If so, then check you have got +at the dizzy, i.e. that the connecting wire is not bust. If this is so then you should get (tiny) sparks at the points each time the points open, which you can test by opening them with a screwdriver.
Then check that the coil still has resistance within the range across the central big connector and whatever it uses for negative. If this is OK, then you can measure the resistance of the king lead to see if that is intact as well.
If so, connect the king lead to the coil and flick the points as you were doing, to open them and close them, while holding the king lead connector, dizzy end, near to an earth point on the engine. If this give you a fat spark at the end of the king lead then, so far-so good. If not it may mean that the coil is fubar.
Being optimistic, if you get a spark, then you need to check the rotor arm is OK. and the connections to it. Connect the king lead to the dizzy cap and check continuity again between the terminal inside the cap and the king lead.
So pop the rotor arm and cap on, connect any spark plug lead (having checked it for resistance/continuity) to a point on the cap and hold the other end close to an engine earth point, and spin the engine with ignition on. You should get a spark each time the rotor gets into position next to its terminal in the cap. If not, the spring in the cap under the king lead could be too weak, (I have had this happen) or there may be a crack in the rotor arm's brass strip, which you can check by measuring it for continuity from the contact point where the king lead's connector touches it, to the end of the brass rotor where the spark jump's the gap from. This crack can be invisible. Again I've had this. And it may not be obvious until the rotor arm is supposed to be doing its job.
Being "positive" if this all works as it should you can then go back to playing with timing.
Don't forget that once the engine is running (vacuum disconnected) the timing will be much more advanced than the static. And even more with the vacuum connected.
Just realised I haven't mentioned setting the gap at the points. This can be a real barsteward, and for me is the main advantage of having electronic ignition. Even with a dwell meter you have to tweak the gap by just a tiny amount and of course everything, like the spring on the points, is fighting against you. But a thou on the points is a degree on the timing, so it needs to be as right as you can get it. BUT, you can set it off the car, either with feeler gauges, it is SO much easier to do this with the dizzy mounted in a vice, AND you can check the dwell angle by using a meter or a bulb and measuring, through marks made on the rim of the dizzy body and a protractor, or some maths using pi. This way is surprisingly accurate but you won't read about it in books and stuff!

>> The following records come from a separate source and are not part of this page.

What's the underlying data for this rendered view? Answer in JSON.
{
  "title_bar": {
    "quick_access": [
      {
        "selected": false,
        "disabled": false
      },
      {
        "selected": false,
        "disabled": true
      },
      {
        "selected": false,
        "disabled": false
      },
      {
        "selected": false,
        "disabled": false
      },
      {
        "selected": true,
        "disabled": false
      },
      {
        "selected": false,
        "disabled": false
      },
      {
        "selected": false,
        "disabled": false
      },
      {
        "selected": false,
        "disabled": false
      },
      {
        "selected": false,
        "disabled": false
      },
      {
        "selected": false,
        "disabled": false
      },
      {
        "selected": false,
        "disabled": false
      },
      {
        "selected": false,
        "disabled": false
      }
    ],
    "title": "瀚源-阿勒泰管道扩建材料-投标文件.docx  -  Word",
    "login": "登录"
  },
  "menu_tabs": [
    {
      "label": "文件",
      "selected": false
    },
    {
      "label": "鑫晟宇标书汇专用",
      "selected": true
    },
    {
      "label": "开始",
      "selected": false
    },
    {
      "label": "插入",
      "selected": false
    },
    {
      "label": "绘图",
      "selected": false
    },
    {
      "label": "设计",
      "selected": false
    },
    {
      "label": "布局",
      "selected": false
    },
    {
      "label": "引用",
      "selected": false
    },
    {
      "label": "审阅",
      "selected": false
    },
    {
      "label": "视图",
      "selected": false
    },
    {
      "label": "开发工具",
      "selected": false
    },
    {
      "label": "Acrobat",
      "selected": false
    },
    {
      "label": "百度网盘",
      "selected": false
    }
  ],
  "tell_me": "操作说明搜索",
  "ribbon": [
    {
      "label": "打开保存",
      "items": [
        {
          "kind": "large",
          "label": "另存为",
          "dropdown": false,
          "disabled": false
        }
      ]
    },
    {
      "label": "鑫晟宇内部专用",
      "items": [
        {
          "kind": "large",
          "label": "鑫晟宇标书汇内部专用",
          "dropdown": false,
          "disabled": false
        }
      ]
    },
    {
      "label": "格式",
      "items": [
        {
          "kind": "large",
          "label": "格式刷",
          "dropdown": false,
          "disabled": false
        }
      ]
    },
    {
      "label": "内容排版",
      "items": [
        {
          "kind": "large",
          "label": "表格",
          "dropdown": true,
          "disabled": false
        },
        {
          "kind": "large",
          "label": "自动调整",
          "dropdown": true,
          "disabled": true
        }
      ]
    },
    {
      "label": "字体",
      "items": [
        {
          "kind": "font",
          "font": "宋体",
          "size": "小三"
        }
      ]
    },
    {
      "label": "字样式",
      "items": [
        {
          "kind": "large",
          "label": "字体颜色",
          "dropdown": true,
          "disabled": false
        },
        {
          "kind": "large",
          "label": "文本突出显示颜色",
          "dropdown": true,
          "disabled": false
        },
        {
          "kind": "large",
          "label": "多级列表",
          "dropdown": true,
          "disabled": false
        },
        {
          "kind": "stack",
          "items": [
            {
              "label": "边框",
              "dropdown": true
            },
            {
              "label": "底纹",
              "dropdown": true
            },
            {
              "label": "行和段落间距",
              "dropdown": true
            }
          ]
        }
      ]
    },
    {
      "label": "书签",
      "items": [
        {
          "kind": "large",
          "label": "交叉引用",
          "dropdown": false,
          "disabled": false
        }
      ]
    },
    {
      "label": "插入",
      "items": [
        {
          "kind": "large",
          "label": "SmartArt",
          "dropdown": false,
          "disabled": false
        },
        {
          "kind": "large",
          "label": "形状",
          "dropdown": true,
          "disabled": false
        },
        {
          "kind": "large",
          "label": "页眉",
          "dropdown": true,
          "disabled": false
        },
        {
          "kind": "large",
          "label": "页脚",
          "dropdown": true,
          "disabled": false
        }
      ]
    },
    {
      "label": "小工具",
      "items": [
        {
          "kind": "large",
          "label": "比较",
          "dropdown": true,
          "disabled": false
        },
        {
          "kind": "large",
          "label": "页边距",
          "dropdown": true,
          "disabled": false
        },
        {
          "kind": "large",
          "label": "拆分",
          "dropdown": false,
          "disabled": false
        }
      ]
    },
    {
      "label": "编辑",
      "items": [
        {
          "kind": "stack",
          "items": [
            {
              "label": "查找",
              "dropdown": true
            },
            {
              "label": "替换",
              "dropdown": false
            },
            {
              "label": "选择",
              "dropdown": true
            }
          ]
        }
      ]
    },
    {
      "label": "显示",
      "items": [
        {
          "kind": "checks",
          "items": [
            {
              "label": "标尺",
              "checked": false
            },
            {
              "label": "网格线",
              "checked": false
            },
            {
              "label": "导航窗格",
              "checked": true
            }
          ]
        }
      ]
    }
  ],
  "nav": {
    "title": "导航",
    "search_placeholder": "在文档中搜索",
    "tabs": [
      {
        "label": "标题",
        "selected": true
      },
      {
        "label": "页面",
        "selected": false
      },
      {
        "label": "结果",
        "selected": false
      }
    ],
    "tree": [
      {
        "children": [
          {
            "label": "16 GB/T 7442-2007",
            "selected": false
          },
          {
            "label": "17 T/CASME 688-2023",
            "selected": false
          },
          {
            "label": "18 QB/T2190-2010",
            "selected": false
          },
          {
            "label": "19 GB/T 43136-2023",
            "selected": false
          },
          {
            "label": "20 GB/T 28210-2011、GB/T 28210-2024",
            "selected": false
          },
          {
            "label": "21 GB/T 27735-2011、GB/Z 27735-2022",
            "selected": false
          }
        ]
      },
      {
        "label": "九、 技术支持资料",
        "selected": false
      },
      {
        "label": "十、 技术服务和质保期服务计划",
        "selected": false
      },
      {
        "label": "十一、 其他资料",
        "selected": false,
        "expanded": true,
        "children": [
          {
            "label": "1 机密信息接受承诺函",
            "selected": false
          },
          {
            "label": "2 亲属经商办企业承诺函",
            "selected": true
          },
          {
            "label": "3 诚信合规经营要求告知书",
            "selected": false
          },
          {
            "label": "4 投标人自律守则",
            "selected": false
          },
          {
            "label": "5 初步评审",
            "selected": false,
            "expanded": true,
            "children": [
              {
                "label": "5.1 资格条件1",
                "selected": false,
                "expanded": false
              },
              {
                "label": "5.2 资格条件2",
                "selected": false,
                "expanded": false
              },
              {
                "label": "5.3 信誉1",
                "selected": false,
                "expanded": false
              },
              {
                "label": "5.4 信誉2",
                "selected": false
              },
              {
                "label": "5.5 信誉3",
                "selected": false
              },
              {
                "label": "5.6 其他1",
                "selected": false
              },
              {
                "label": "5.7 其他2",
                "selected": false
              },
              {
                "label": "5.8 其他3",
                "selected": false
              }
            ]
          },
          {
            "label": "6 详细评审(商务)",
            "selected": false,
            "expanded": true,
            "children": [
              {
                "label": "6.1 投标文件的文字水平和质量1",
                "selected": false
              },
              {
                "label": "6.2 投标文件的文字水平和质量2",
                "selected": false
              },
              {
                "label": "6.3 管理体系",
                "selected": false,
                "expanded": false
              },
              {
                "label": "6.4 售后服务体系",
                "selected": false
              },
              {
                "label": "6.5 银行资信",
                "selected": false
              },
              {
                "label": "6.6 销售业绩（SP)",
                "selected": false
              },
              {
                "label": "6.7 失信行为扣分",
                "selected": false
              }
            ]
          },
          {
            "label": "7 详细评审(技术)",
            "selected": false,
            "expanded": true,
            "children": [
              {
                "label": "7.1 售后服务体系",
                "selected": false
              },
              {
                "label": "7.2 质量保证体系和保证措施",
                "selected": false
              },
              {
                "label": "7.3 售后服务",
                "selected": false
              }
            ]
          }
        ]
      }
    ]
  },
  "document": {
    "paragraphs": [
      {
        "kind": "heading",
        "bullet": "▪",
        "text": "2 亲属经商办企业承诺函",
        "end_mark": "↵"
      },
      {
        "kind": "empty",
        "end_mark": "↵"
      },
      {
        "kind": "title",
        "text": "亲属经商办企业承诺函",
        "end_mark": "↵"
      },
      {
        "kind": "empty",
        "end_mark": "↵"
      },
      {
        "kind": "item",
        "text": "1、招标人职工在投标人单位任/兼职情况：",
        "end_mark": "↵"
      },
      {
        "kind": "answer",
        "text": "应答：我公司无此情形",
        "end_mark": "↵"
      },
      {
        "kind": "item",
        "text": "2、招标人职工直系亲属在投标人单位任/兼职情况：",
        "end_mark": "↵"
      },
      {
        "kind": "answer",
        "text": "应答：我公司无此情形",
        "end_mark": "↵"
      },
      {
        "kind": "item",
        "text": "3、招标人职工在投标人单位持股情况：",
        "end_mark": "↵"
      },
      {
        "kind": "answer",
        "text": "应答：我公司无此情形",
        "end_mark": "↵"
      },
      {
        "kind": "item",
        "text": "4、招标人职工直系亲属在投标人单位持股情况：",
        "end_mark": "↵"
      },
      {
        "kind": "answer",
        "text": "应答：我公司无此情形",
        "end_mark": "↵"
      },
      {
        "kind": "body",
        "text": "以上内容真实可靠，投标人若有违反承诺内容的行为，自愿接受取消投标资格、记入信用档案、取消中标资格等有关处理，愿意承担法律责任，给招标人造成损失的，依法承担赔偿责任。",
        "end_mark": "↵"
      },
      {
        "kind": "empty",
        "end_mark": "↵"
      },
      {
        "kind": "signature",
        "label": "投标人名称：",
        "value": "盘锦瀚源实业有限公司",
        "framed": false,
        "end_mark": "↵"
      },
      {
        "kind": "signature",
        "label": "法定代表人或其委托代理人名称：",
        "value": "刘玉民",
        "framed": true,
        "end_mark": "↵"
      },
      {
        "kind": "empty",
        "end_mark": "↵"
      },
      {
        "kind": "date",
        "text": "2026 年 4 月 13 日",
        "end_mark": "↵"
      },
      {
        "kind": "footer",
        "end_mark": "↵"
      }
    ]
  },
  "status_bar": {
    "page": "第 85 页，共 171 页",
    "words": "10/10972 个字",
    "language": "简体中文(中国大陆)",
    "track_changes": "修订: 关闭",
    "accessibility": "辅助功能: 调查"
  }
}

But if the gap isn't right doing all the rest is a bit "pointless".
Best of luck mate!
I do appreciate all of the advice & guidance being showered upon me, and when the weather improves (may not be any time soon) I shall continue in my attempts to get her running. I will call the provider of the new dizzy tomorrow because their web-help is not helping. Maybe I can get some sense out of them.
Strangely they have a "No Spark" section but it all relates to their solid-state contact point replacement systems and not what I have. But it may contain some clues.